There are several common fallacies (errors of reasoning) that are related to the use of NHST (null hypothesis significance testing) statistics. One fallacy, the NHST subgroup fallacy, involves analyzing the association between the predictor and the outcome within different subgroups. If in one subgroup the association is found to have a PUA (p under alpha) but not the other, it is concluded that the association is only present for one subgroup. In fact, one cannot approach it like this. One must test for an interaction effect directly. This is illustrated by simulating a large number of studies. Inspirered by this real paper making the error, we look at the effects of relationships to one's parents on some kind of bad outcome. For each study, we divide the sample into two by gender and look at the effects of the two parental predictors for each.
The default parameters are designed to reflect typical studies of this sort. After examining the results of these, try changing them to see how this affects the results.

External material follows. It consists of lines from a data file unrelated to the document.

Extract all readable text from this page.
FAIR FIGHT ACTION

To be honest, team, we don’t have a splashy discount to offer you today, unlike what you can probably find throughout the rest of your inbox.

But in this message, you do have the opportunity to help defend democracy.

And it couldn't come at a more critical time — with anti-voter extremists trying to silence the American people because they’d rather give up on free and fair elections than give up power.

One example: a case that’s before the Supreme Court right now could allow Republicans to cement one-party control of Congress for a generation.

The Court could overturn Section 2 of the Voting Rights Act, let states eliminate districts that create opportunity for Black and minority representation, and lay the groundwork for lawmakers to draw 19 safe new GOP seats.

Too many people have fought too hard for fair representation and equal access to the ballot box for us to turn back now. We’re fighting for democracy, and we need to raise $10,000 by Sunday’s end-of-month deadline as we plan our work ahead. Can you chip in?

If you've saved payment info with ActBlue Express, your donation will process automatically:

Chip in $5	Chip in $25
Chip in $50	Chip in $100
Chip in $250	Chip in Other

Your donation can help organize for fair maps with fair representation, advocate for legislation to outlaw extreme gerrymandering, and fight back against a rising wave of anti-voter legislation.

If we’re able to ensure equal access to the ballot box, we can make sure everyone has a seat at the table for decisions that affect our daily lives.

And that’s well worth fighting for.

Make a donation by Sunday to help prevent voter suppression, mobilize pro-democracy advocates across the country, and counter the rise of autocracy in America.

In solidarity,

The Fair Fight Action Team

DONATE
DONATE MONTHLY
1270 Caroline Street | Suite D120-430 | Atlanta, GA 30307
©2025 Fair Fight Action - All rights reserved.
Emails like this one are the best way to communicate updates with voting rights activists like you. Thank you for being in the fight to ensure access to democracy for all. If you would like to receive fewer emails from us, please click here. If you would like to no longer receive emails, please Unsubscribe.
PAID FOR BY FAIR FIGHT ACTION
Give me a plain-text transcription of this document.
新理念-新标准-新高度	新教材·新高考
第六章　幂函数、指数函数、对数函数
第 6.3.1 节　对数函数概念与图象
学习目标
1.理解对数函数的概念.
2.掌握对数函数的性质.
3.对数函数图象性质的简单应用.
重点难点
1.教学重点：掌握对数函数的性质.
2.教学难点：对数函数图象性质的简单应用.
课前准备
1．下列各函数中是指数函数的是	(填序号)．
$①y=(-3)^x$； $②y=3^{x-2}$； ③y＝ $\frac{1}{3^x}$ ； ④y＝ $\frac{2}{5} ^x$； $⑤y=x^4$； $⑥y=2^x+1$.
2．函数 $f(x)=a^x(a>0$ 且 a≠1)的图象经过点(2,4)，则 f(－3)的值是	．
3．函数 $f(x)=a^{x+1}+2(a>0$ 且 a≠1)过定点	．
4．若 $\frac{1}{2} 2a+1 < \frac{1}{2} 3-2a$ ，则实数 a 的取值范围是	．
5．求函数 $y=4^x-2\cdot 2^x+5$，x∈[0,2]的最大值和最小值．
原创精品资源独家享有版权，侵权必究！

In the plot below the proportion of simulated studies that found a PUA is displayed. Similar to many studies, models are fit by gender. We also include a full model that includes an interaction term, which is the proper way of establishing that a predictor works differently for each gender. Note that the full model includes a gender term. This is because including higher-order terms without their lower-order components can lead to odd or misleading results.
The plot below shows the proportion of models where one predictor is PUA for one gender but not the other. This is directly related to the power of the design. When power is around 50%, such discrepancies in PUA happen about 50% of the time. If there is no actual intereaction effect (default settings), then this is a false positive rate of about 50%.
The plot shows the distribution of effect sizes estimated by the models. Note that the models estimate effect sizes in logits which is a logistic transformation of the odds ratio. For this reason, the numbers in the left menu bar do not correspond to the numbers in the plot, but they relative comparisons are possible.
Note that gender is coded with male as the reference class. This affects the direction of the effect for the interaction effects.
This tab contains details about how the simulation works and where one can learn more.
The simulator generates a sample for each replication. To generate a sample, a random sample of 'male' and 'female' strings is generated with 50% of each gender. These are then assigned either a good or bad relationship to each of their parents at random, each with 50% probability. After this, each person is assigned a probability of them having the bad outcome. This probability is the sum of each cause that is true for them plus the base rate. In the default scenario, the base rate is 20% and each bad parental relationship adds another 20%. This gives a range of 20-60% chance. If gender effects or interactions are present, these are added as well. Before assigned an outcome to each person, a validity check is then done to see if any probability value is below 0% or above 100%. If so, an error is returned. If not, an outcome is generated for each person with the probability of the bad outcome being that which was calculated before.
After generating the samples, three logistic models (using glm) are fitted for each sample. One for only the males, one for only the females and one for both together. The first two models only contain the parental predictors, while the last model contains a gender predictor as well as two interaction terms.
Information is then extracted from the models and displayed in the plots.
The source code for this simulator can be found on Github.
Errors in reasoning related to the use of NHST are well known. In fact, many authors have been calling for the abolision of NHST statistics entirely advocating either confidence intervals, meta-analysis, Bayesian statistics or some combination of these.